June 22, 2011
Study Shows that SUVs are Safer than Small Cars
SUVs once caught a bad rap as rollover-prone road hazards; however, as the sport utility vehicle has become the family car de rigueur for everyone from soccer moms to outdoorsy dads, automakers have made great strides to better protect parents' precious cargo. A recent study conducted by the Insurance Institute for Highway Safety reflects this new emphasis upon passenger protection, with results confirming what SUV proponents have long surmised — that sport utility vehicles are in fact safer than small cars.
According to the IIHS, whose analysis ran from 2006 to 2009 and covered model years 2005 through 2008, SUVs had a rate of death of 28 deaths per million registered vehicles, while cars came in at 56 per million. The average rate of death for all applicable vehicles was 48 deaths per million. These results indicate a drop in death rates from the IIH's last analysis in 2007, which the Institute attributes to the increase in the application of electronic driver aids like stability control and traction control.

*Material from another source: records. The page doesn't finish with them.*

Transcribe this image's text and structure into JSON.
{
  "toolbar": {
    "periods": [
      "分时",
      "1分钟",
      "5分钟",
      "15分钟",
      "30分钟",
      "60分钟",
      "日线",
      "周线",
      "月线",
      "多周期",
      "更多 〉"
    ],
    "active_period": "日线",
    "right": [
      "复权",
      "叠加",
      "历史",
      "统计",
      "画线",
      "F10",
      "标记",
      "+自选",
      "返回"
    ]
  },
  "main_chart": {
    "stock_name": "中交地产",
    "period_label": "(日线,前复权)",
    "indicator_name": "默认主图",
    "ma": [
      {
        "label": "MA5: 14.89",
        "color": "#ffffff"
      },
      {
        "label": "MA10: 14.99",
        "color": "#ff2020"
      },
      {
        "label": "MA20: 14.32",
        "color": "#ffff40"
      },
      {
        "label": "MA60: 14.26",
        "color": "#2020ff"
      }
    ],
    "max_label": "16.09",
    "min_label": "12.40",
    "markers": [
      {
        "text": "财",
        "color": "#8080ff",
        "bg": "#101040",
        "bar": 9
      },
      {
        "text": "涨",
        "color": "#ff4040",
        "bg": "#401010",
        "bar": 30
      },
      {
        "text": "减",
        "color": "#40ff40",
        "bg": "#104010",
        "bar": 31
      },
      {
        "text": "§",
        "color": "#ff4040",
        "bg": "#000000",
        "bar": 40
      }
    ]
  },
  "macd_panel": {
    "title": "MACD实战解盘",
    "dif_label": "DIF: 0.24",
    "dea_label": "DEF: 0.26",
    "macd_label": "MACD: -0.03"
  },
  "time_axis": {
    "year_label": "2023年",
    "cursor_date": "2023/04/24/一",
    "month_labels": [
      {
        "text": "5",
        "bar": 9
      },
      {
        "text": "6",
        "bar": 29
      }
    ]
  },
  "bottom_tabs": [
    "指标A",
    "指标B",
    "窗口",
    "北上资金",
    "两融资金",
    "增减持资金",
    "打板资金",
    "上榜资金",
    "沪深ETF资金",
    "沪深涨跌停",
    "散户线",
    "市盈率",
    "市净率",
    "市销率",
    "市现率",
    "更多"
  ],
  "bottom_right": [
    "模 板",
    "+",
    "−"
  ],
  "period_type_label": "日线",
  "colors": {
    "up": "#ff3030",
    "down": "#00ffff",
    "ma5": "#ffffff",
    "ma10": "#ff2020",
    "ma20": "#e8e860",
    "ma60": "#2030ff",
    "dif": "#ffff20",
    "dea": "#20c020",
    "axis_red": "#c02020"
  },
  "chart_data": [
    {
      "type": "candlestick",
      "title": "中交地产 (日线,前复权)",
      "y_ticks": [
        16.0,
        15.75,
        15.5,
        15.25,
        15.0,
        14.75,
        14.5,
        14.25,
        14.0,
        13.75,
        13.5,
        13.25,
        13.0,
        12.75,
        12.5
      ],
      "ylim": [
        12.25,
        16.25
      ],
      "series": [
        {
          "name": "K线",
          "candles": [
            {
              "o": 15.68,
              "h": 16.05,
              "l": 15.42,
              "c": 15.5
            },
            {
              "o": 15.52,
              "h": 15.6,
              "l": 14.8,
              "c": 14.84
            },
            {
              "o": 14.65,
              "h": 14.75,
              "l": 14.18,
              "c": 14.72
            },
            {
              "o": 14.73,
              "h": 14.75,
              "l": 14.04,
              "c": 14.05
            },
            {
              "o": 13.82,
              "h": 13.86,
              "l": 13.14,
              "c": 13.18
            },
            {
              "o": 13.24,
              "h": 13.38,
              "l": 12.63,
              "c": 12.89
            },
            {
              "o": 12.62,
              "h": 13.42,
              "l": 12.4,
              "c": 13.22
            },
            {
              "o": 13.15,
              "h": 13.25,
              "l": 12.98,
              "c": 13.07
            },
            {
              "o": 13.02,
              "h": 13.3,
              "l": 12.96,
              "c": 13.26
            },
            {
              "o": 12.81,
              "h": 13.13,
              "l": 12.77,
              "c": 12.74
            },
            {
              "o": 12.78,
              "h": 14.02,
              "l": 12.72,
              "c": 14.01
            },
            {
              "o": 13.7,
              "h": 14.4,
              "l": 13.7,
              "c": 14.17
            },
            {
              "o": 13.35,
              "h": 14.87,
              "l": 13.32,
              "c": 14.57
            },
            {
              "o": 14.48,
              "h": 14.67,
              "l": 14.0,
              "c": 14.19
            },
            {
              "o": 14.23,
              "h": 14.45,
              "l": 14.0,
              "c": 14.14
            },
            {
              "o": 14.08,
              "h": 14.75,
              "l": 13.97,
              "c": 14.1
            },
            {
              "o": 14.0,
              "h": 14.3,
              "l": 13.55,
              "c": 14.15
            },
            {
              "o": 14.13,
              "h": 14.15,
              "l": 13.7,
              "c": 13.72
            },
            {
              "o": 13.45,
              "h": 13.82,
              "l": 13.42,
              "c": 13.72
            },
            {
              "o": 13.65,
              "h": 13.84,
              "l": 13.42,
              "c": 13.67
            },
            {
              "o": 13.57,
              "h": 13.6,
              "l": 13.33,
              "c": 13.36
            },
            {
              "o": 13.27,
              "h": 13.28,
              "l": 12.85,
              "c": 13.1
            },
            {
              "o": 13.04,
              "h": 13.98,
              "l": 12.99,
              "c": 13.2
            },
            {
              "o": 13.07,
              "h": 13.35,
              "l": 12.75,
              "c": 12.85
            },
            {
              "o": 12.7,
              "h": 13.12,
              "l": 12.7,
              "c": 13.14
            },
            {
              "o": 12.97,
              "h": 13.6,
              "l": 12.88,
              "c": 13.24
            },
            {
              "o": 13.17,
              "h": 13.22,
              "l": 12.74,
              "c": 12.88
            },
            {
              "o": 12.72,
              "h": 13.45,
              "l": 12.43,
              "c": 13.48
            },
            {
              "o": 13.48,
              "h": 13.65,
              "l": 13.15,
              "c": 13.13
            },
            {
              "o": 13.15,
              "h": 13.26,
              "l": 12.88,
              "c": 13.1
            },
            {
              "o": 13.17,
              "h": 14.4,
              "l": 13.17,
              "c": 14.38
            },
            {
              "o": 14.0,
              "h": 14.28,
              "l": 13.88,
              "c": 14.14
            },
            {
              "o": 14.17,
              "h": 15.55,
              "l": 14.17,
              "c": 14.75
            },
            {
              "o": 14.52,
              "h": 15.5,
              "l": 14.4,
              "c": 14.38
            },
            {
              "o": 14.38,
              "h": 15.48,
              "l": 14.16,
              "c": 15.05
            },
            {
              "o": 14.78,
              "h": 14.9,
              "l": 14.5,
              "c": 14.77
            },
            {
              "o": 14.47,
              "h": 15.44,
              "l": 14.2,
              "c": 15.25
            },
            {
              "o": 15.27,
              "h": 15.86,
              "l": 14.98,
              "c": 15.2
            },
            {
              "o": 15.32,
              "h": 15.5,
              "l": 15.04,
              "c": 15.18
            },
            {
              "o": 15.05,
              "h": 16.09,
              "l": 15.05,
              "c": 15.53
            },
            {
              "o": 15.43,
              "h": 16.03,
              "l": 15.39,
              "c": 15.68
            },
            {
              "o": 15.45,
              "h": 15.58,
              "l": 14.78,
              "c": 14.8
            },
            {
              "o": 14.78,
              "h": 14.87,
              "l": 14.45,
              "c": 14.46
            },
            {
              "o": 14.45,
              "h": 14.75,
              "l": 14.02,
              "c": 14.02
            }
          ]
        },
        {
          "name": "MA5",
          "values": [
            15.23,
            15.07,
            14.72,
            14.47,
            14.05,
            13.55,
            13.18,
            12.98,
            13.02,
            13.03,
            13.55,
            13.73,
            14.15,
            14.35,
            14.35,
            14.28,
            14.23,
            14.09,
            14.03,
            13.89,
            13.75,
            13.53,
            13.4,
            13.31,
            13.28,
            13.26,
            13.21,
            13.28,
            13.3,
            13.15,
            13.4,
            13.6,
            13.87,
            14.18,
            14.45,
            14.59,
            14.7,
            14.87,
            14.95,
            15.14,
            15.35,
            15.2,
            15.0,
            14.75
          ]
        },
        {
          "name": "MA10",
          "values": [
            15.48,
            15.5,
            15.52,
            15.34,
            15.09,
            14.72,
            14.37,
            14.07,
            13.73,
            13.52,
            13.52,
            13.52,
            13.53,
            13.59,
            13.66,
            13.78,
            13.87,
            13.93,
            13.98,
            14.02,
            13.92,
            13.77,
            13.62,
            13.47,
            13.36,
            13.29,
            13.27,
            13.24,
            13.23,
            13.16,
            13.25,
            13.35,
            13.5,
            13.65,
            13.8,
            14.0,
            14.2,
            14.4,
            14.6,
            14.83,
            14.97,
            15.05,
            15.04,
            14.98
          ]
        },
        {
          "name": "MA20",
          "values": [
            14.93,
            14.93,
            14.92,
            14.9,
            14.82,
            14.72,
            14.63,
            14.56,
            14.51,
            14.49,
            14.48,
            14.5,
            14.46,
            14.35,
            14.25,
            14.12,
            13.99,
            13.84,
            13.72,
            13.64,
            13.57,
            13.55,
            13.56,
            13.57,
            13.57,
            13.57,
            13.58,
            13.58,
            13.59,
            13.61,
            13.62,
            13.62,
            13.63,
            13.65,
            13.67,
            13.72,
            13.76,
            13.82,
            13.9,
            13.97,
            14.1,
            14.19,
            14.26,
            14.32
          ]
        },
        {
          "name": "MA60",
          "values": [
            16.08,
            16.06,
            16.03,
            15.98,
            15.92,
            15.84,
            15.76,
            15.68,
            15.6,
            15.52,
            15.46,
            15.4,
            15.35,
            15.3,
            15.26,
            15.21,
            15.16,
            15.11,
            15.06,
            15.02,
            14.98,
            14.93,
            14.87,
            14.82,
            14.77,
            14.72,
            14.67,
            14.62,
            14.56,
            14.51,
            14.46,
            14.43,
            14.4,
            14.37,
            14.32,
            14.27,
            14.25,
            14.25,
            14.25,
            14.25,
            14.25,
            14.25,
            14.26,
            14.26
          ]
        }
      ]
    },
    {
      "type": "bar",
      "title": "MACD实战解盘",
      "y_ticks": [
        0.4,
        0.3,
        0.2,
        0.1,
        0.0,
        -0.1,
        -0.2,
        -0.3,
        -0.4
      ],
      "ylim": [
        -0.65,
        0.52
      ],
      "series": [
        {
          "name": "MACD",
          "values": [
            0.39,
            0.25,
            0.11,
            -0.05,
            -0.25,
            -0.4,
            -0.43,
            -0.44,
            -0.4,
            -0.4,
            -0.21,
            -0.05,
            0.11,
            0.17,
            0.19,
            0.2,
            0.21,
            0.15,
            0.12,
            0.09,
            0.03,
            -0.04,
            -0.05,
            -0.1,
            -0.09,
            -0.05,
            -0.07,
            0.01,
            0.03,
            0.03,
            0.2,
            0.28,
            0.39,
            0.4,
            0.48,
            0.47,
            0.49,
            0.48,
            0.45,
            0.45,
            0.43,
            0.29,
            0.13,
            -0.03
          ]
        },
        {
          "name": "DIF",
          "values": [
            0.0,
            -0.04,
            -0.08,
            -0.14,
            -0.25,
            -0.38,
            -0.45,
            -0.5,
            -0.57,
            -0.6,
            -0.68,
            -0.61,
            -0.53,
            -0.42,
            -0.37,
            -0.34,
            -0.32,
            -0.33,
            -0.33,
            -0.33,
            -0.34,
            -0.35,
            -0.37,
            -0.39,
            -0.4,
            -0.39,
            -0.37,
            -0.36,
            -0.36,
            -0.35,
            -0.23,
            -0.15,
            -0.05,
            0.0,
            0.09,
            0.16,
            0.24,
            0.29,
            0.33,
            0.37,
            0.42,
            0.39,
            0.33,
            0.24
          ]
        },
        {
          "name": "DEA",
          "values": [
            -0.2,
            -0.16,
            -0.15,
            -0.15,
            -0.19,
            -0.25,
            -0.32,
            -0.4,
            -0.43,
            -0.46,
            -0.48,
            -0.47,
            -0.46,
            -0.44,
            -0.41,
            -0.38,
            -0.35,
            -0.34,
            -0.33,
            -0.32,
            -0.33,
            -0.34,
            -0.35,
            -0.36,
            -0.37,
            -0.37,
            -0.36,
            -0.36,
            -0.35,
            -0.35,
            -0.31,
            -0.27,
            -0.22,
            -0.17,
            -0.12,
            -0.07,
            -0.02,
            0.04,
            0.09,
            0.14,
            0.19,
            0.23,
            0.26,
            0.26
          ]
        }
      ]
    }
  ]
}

Among the safest SUVs on the road were the Ford Edge, Nissan Armada, and the Land Rover Range Rover and LR3, which each recorded zero deaths per million over the given period. Two full-size sedans, the Audi A6 and Mercedes-Benz E-Class, and one minivan, the Toyota Sienna, also had zero fatalities between 2006 and 2009.
A number of factors have likely contributed to the SUV's improved safety record, including the use of car frames instead of truck platforms, and the development of rollover protection systems. Many automakers have also adopted the practice of lowering the chassis of tall sport utility vehicles in an effort to prevent rollover.